— Si vous le souhaitez, Madame, vous pouvez engager une procédure d’expulsion immédiate.
Mon cœur battait fort. Je n’avais jamais pensé en arriver là, contre mon propre fils… Mais le souvenir du mot cruel et du verrou changé me donna le courage nécessaire.
La confrontation
Trois jours plus tard, accompagnée de l’huissier et de Claire, je me suis présentée devant ma maison. Mon fils est sorti, furieux.
— Qu’est-ce que tu fais là ? cria-t-il.
— Je viens reprendre ce qui est à moi, ai-je répondu calmement.
L’huissier lui présenta les documents officiels. Sa femme arriva à son tour, les enfants derrière elle, l’air surpris. J’ai vu un instant de peur dans leurs yeux. Ils n’avaient jamais imaginé que j’aurais la force de me défendre.
— Vous avez sept jours pour quitter la maison, annonça l’huissier. Sinon, la police interviendra.
Mon fils a pâli. Sa femme s’est mise à hurler, m’accusant d’égoïsme. Mais je ne tremblais plus. Tout au long de ma vie, j’avais supporté, j’avais donné. Cette fois, je tenais bon.
Une nouvelle vie
Une semaine plus tard, la maison était vide. J’y suis retournée, accompagnée de Claire. Tout semblait étrangement silencieux. J’ai parcouru les pièces, encore imprégnées de leurs voix et de leurs habitudes, mais je sentais déjà que l’air était plus léger.
J’avais perdu une famille qui ne m’avait jamais respectée, mais j’avais retrouvé ma dignité. Et surtout, j’avais Claire. Elle me serra la main en murmurant :
— Tu n’es pas seule. Maintenant, pense à toi. Tu as encore des années devant toi, et elles doivent être belles.

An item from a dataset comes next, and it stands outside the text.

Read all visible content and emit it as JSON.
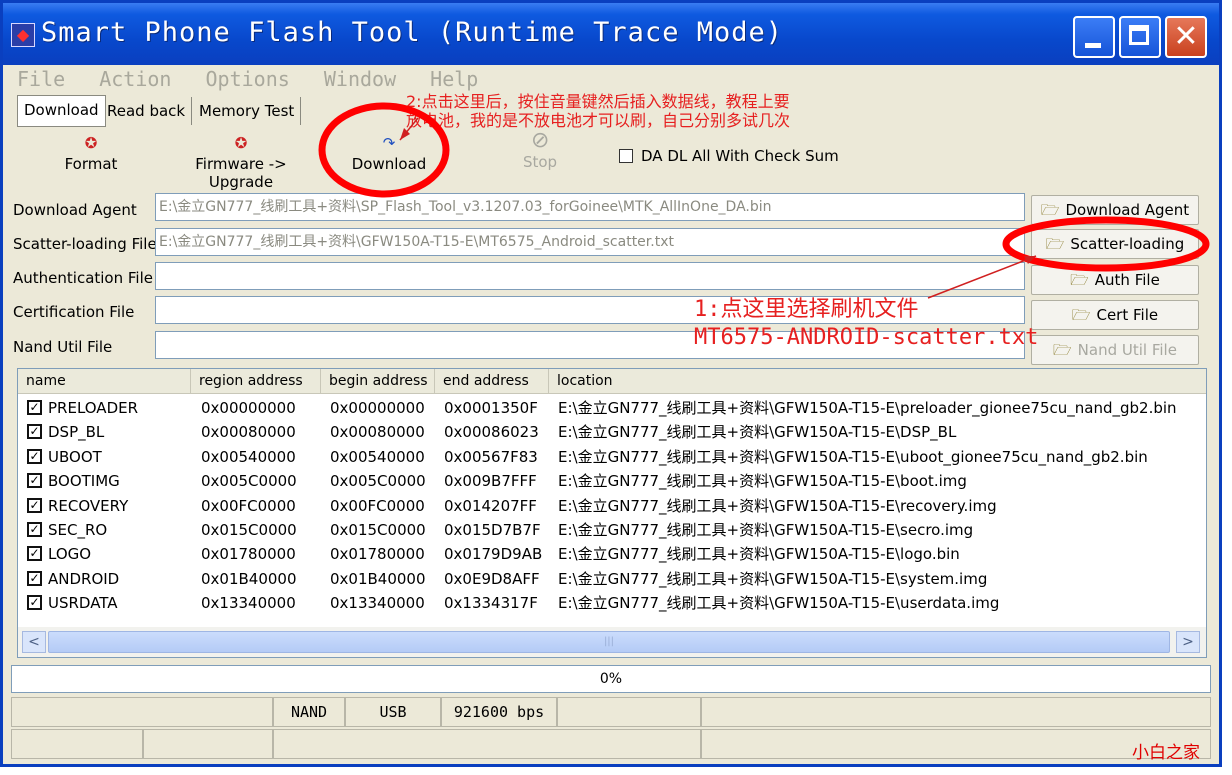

J’ai décidé de réaménager ma maison. Une chambre d’amis pour Claire, une petite bibliothèque pour mes romans préférés, et un jardin potager dont je rêvais depuis toujours. Chaque geste que je faisais pour moi-même était une revanche contre l’ingratitude.
Quant à mes petits-enfants, je leur écrivis une lettre. Je leur expliquai que ma porte leur resterait ouverte, qu’ils n’étaient pas responsables des choix de leurs parents. Peut-être qu’un jour, ils reviendraient, cherchant à comprendre.
Conclusion
À soixante-dix ans, je pensais que ma vie touchait doucement à sa fin. Mais en réalité, un nouveau chapitre venait de commencer. J’avais cru que mon rôle était seulement de donner, de me sacrifier pour les autres. J’avais oublié que moi aussi, j’avais droit au respect, au bonheur et à la liberté.
Ce soir-là, assise dans mon fauteuil préféré, une tasse de thé fumant entre les mains, je souris pour la première fois depuis longtemps.
Car j’avais appris une leçon précieuse : parfois, il faut perdre ceux qui ne vous respectent pas… pour enfin se retrouver soi-même.